The reader will remember that two days ago we discussed the Lord’s statement in the first servant song that his servant “will not falter or be discouraged” as he endeavors to carry out the task assigned to him. I noted at that time that we should probably understand that there was a bit of overstatement in that passage. The Lord did not mean that the servant would not falter or be discouraged at all; but, rather, the servant would not ultimately falter or be discouraged, but would, despite the discouragement, press on to accomplish the mission.
Now, in this second servant song, the servant complains that he seems to have labored in vain, to no purpose; he laments that he has spent his strength, and yet with nothing to show for his efforts. It certainly sounds like he is faltering and experiencing discouragement, doesn’t it? This reinforces my suggestion that the statement in Isaiah 42:4 is in fact an overstatement. Of course, the question arises as to why the servant of the Lord should feel this way. What could have happened to cause the servant to feel such discouragement? Why did he feel as if he had labored in vain?
I will try to answer that question in a later post. But for now, I would like you to notice something very interesting in this lament from the servant of the Lord. The Hebrew word for “nothing” in Isaiah 49:4 is used quite a lot in one other book in the Old Testament. It is the word hevel, the word which the NIV consistently translates as “meaningless” in the book of Ecclesiastes. The “Teacher” starts off by saying, “Meaningless! Meaningless! Utterly meaningless! Everything is meaningless.” (Eccl 1:2). Over and over again, he declares everything to be meaningless. This is a very pessimistic statement. In fact, the Teacher never lifts himself up out of his pessimism. When we come to the Teacher’s last words in the book, again he declares, “Meaningless! Meaningless! Everything is meaningless!” (Eccl 12:8). The Teacher never overcomes his pessimistic outlook on life under the sun. He, too, like the servant of the Lord, complains about the toil and labor in which he has been engaged: “What does man gain from all his labor at which he toils under the sun?” (Eccl 1:3). His answer is “nothing.” And by “toil,” the Teacher does not just mean physical labor, but emotional labor. He found the whole thing to be both physically and emotionally oppressive (Eccl 2:20).

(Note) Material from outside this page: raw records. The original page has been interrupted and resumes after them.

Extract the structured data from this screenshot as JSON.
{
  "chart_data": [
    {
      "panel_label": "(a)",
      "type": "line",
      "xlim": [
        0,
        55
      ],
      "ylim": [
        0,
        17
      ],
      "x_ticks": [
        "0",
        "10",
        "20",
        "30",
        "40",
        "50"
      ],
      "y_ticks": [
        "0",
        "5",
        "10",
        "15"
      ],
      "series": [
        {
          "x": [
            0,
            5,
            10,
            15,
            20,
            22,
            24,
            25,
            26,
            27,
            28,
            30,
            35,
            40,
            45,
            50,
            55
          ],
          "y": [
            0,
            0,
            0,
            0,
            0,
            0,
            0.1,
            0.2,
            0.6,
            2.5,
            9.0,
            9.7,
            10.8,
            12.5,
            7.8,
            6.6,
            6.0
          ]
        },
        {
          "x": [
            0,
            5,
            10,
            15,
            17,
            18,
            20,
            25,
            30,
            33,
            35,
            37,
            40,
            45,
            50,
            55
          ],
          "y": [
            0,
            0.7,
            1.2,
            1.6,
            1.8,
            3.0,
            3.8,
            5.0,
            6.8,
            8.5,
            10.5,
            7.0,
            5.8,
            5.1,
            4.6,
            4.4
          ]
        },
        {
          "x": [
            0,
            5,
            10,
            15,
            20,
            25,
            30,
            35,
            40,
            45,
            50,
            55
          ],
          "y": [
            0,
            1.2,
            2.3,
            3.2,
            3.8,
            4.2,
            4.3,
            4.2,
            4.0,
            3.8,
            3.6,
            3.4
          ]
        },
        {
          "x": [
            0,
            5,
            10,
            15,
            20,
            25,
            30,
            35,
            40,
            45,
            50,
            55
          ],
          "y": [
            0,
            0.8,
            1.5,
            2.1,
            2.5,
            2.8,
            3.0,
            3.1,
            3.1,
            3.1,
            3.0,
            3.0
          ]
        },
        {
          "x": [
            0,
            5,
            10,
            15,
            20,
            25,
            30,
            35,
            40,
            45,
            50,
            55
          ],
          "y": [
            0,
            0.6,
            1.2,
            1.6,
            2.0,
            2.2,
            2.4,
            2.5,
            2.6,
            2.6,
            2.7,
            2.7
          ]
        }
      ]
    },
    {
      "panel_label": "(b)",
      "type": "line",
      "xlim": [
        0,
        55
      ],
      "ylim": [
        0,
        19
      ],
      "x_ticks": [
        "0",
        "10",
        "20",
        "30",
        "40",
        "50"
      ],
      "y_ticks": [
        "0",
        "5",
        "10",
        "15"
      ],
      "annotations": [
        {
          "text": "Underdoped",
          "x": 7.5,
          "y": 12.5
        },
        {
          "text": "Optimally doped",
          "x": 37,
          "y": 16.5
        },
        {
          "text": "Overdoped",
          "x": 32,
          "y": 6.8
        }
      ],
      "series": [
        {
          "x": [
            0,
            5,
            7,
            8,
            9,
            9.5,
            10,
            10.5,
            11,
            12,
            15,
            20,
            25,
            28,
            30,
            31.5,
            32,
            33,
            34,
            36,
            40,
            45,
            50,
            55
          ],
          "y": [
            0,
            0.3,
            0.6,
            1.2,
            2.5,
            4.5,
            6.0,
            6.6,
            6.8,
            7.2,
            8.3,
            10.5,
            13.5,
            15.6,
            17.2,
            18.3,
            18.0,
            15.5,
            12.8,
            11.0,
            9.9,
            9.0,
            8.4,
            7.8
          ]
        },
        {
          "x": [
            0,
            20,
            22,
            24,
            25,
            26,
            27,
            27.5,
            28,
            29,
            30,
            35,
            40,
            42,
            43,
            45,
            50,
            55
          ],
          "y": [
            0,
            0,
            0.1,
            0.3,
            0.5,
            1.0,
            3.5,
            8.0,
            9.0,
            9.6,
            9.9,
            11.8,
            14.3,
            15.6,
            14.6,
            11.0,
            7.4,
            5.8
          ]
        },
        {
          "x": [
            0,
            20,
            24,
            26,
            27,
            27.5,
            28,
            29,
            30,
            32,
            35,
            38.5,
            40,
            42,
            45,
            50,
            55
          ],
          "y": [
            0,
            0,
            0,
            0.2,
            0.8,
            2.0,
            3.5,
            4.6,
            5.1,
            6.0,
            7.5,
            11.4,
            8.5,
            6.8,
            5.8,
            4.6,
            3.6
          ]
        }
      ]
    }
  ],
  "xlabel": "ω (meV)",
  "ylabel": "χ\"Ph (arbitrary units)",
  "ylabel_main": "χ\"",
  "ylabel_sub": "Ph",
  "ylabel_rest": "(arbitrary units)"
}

But notice the great contrast. Whereas the Teacher complains about life’s meaningless, about all the labor he has had to exert with no return, and never rises above the despair, it is different with the servant of the Lord. Though he, too, complains about the hevel, the apparent “meaninglessness” of his labor, yet, after making this complaint in Isaiah 49:4, he immediately goes on to say, “Yet what is due me is in the LORD’s hand, and my reward is with my God.”
The Teacher in Ecclesiastes and the servant of the Lord in the servant songs in Isaiah both experience the meaninglessness of life, the feeling of failure and of labor expended with no result. They both faltered and were discouraged. But whereas the Teacher never lifts himself up out of his pessimism, the servant of the Lord comes to express his ultimate faith in the Lord who assigned him his mission. The servant of the Lord does indeed falter and experience discouragement, but he does not do so ultimately.
Jesus, too, faltered and was discouraged. He was fearful as he faced the prospect of going to the cross. He came to his own and his did not receive him. He was the stone that was rejected. He was betrayed by one of his followers, denied vehemently by another one of those followers, and abandoned by the rest. As he hung upon the cross, he felt as if he had been abandoned by his God. Nevertheless, with his dying breath he cried out, “Father, into your hands I commit my spirit.” Or, to put that another way, “Yet what is due me is in the LORD’s hand, and my reward is with my God.”
This is the faith of our Lord Jesus Christ. This is the faith of the servant of the Lord. This is the faith that accomplished our redemption.
Christ died our sins according to the Scriptures.